On Tibet, I remember being at college - this was probably 1992 or 1993 - and I went to a talk with a visiting scholar who had recently returned from China who had spent some time - at some risk to himself as this wasn’t long after June 4- with Chinese pro-Democracy activists. He told us that when he brought up the issue of Tibet with them, their response was on the lines of “Tibet? That’s ours!” The implication being that even if the pro-democracy forces in China had triumphed (and of course they didn’t) that would not necessarily have been great news for the Tibetans.

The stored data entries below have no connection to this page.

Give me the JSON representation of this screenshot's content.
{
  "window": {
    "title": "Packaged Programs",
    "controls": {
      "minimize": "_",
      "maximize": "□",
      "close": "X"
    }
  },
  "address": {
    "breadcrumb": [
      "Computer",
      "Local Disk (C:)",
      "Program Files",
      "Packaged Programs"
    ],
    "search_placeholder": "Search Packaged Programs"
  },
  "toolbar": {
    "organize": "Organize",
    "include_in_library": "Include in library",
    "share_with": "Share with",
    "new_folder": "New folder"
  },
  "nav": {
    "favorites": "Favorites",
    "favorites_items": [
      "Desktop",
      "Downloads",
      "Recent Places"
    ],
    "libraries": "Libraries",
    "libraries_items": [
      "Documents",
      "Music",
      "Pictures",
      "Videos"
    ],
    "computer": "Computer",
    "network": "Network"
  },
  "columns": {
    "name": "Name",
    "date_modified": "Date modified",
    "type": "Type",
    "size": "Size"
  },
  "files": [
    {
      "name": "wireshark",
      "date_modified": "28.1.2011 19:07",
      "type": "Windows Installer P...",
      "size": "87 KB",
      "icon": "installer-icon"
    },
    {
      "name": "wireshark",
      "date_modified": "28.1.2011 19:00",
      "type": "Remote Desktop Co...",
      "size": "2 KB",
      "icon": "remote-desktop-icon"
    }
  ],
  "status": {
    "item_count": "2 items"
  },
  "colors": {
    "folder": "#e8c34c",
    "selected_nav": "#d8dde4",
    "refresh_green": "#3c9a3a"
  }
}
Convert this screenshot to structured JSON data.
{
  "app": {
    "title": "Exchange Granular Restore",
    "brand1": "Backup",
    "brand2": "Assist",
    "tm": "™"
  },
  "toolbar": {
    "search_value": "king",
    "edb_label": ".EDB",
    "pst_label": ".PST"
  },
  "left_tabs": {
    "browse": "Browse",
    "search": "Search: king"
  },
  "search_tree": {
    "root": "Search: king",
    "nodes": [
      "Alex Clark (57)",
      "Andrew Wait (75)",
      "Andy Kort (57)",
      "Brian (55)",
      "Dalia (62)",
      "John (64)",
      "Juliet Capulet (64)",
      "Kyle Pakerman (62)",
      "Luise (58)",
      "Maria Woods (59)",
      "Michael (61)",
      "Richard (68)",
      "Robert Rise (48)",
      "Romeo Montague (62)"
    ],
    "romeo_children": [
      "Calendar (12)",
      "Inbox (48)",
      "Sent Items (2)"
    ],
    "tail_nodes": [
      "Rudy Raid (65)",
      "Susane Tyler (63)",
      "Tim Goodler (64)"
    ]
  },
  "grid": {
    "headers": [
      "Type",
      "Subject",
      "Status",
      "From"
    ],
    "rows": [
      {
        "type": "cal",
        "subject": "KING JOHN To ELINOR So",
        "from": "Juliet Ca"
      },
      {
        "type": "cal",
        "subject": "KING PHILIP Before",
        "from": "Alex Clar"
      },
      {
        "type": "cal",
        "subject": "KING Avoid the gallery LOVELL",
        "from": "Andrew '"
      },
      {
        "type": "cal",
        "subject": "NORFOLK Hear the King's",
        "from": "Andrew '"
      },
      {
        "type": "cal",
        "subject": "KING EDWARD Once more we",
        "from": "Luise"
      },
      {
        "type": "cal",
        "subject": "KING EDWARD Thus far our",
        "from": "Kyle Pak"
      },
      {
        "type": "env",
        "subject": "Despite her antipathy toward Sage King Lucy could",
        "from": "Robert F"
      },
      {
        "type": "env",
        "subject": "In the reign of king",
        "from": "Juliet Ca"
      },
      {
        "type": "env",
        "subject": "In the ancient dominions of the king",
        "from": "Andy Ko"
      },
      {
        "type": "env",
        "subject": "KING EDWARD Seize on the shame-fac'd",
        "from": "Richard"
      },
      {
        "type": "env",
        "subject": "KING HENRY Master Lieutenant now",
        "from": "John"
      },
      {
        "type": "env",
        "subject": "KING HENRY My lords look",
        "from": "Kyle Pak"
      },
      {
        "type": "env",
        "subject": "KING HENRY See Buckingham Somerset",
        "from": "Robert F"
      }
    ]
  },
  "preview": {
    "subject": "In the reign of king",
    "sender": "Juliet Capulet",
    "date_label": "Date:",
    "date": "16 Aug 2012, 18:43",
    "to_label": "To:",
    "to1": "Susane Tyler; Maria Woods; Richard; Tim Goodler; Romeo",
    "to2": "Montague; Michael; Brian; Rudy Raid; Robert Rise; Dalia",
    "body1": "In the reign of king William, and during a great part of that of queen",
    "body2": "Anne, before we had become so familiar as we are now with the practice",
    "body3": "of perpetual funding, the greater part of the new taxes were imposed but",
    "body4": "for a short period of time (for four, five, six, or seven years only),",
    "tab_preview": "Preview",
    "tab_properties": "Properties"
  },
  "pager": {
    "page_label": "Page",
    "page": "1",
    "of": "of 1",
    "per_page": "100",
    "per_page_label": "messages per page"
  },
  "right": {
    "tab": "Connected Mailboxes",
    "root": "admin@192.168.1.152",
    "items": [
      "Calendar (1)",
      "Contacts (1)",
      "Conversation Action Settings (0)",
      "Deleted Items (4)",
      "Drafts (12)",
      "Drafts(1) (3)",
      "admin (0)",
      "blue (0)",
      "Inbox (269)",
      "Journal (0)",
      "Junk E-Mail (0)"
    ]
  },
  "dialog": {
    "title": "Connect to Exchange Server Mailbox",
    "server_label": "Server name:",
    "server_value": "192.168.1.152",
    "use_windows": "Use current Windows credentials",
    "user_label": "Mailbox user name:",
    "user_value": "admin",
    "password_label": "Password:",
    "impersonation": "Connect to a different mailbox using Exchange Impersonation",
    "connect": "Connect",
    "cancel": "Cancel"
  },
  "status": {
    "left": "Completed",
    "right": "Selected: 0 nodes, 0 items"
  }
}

It's sad to say but democracy would probably not be great news for anyone but the domestic Han Chinese citizen. From what little we know of public opinion polling and online sentiment, it seems like the CCP is, if anything, far less revanchist than the population as a whole. The government censorship machine actually works pretty hard to moderate social media posts demanding war with Taiwan, Japan, and their neighbors in the South China sea over territorial disputes.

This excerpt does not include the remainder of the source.